The Hyderabad MP then urged people to “read the replies” to the EPFO’s post, claiming, “Every day, many people tag EPFO because it harasses them so much just to withdraw their own money,” he claimed. 

“25% might be a small amount for you, but an unemployed person could pay their children’s fees or house rent with it,” he stressed, before adding, “What will someone going through a difficult time today do with the hope of a pension that comes decades later? And what will someone who has already retired do by waiting for 3 years?” 

New PF withdrawal rules explained

The Central government has introduced sweeping changes to the Employees’ Provident Fund Organisation (EPFO) withdrawal policy on Monday, creating three new categories for withdrawals — Essential Needs (such as marriage, education, or illness), Housing Needs, and Special Circumstances.

Under the revised rules, members can now withdraw up to 10 times for education and 5 times for marriage, compared to just three combined withdrawals earlier.

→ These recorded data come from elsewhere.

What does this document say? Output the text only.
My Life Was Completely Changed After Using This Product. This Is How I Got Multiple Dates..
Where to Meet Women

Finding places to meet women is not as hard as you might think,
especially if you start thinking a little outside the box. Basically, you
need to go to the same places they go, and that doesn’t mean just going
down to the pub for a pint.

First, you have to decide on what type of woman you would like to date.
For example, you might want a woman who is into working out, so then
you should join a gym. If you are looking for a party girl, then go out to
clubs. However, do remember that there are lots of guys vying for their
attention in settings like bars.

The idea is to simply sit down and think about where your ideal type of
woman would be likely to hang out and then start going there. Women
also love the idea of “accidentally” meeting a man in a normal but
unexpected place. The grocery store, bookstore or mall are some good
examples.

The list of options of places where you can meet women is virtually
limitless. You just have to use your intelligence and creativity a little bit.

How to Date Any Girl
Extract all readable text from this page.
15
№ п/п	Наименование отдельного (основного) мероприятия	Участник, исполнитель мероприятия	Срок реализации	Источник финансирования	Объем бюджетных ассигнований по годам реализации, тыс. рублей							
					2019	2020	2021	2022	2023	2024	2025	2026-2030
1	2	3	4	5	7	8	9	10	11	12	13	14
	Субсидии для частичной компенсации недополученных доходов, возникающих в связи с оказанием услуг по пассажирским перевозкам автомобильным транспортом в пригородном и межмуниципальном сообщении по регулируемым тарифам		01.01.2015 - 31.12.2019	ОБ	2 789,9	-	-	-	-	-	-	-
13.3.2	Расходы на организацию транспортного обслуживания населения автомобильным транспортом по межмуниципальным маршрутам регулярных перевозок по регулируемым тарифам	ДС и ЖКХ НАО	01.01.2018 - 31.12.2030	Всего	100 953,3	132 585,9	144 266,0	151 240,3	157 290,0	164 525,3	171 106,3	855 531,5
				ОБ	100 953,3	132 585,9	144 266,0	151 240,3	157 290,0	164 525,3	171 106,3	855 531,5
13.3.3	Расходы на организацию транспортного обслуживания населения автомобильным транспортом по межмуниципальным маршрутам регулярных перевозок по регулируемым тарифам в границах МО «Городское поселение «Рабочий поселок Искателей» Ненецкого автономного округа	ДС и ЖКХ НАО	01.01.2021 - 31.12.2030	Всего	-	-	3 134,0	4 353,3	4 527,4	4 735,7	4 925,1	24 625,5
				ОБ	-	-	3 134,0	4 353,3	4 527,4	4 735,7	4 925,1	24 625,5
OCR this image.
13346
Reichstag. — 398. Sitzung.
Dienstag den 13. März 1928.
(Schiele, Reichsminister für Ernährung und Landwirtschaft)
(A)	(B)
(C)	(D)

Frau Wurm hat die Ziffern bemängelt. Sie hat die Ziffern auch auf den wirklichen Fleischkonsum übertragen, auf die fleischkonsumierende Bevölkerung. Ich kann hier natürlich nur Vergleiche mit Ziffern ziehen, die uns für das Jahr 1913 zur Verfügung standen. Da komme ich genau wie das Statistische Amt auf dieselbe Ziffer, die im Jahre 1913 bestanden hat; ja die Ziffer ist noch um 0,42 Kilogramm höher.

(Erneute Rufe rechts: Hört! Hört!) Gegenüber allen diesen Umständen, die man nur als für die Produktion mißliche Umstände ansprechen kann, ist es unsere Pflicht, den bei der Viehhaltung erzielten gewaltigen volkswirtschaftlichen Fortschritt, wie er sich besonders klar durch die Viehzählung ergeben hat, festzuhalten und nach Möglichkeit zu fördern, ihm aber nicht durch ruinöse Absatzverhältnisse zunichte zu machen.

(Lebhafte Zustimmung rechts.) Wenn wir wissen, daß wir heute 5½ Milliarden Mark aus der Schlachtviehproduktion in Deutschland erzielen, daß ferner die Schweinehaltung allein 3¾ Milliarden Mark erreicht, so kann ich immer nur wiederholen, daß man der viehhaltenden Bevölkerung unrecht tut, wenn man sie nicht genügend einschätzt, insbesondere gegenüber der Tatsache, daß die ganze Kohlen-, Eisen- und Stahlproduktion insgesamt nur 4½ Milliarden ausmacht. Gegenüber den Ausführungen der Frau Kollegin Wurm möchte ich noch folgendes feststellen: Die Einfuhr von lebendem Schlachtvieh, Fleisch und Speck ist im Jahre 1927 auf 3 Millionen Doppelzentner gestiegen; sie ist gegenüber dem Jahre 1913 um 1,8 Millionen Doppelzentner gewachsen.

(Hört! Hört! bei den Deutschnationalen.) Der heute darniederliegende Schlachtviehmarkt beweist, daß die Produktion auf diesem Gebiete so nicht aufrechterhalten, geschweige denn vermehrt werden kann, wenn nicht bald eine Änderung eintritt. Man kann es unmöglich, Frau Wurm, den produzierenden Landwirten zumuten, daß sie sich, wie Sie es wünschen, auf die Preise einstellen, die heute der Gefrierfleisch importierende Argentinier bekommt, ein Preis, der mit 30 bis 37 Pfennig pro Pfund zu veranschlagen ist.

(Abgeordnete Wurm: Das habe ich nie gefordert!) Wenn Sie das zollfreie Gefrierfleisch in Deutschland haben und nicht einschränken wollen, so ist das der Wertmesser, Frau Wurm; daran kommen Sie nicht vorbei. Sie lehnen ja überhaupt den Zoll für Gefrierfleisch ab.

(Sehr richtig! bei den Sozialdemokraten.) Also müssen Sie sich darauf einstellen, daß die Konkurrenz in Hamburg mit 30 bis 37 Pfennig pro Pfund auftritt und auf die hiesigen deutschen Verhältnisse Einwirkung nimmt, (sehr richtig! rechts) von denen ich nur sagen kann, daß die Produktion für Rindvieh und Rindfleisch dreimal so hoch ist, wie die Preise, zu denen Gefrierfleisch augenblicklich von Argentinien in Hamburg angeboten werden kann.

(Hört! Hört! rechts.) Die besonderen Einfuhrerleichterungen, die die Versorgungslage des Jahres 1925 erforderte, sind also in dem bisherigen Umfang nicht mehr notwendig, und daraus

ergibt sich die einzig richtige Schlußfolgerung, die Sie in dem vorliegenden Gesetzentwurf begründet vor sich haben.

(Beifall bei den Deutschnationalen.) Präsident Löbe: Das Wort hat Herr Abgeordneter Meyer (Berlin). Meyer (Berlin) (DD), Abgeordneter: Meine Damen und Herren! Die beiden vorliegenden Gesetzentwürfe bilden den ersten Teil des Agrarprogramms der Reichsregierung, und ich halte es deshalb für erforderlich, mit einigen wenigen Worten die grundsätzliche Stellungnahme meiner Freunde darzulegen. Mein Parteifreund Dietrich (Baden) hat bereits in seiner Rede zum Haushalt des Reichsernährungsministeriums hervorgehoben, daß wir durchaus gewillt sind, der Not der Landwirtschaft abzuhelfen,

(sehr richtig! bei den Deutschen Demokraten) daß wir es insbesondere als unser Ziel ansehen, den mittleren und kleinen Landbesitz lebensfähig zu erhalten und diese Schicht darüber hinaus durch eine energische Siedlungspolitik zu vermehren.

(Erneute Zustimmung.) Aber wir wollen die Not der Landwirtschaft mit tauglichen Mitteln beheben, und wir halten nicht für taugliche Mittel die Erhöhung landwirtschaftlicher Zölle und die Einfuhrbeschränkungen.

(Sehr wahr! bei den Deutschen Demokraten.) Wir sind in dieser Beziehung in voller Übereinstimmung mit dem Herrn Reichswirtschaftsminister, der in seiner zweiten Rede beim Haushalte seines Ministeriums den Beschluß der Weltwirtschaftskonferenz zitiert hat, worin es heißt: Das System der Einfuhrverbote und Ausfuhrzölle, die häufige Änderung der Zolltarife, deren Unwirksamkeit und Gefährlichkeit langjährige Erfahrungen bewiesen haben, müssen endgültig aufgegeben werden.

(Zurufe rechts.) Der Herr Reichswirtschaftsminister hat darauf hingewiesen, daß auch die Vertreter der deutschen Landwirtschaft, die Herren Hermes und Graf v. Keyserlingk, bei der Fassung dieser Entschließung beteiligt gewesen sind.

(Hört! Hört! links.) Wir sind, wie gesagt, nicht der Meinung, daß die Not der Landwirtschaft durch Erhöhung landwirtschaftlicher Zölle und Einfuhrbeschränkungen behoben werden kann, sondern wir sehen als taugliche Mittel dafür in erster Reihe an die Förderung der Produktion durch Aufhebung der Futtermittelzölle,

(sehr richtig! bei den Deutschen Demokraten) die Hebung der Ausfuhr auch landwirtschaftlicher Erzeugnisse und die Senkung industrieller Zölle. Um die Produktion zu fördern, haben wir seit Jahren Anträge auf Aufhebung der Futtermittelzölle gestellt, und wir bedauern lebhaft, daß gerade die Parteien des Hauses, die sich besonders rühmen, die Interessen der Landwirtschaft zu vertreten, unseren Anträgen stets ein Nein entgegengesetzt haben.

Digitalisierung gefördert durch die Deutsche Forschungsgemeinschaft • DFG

The minimum service period required to become eligible for partial withdrawal has been reduced to 12 months, meaning members can access a portion of their PF savings after just one year of employment.

In another key decision, the EPFO extended the waiting period for premature final settlement of EPF from 2 months to 12 months, and for pension (EPS) withdrawal from 2 months to 36 months.

Simply put, employees can now withdraw their provident fund after 12 months of leaving a job, and their pension fund after 36 months, if they wish to settle their accounts before retirement.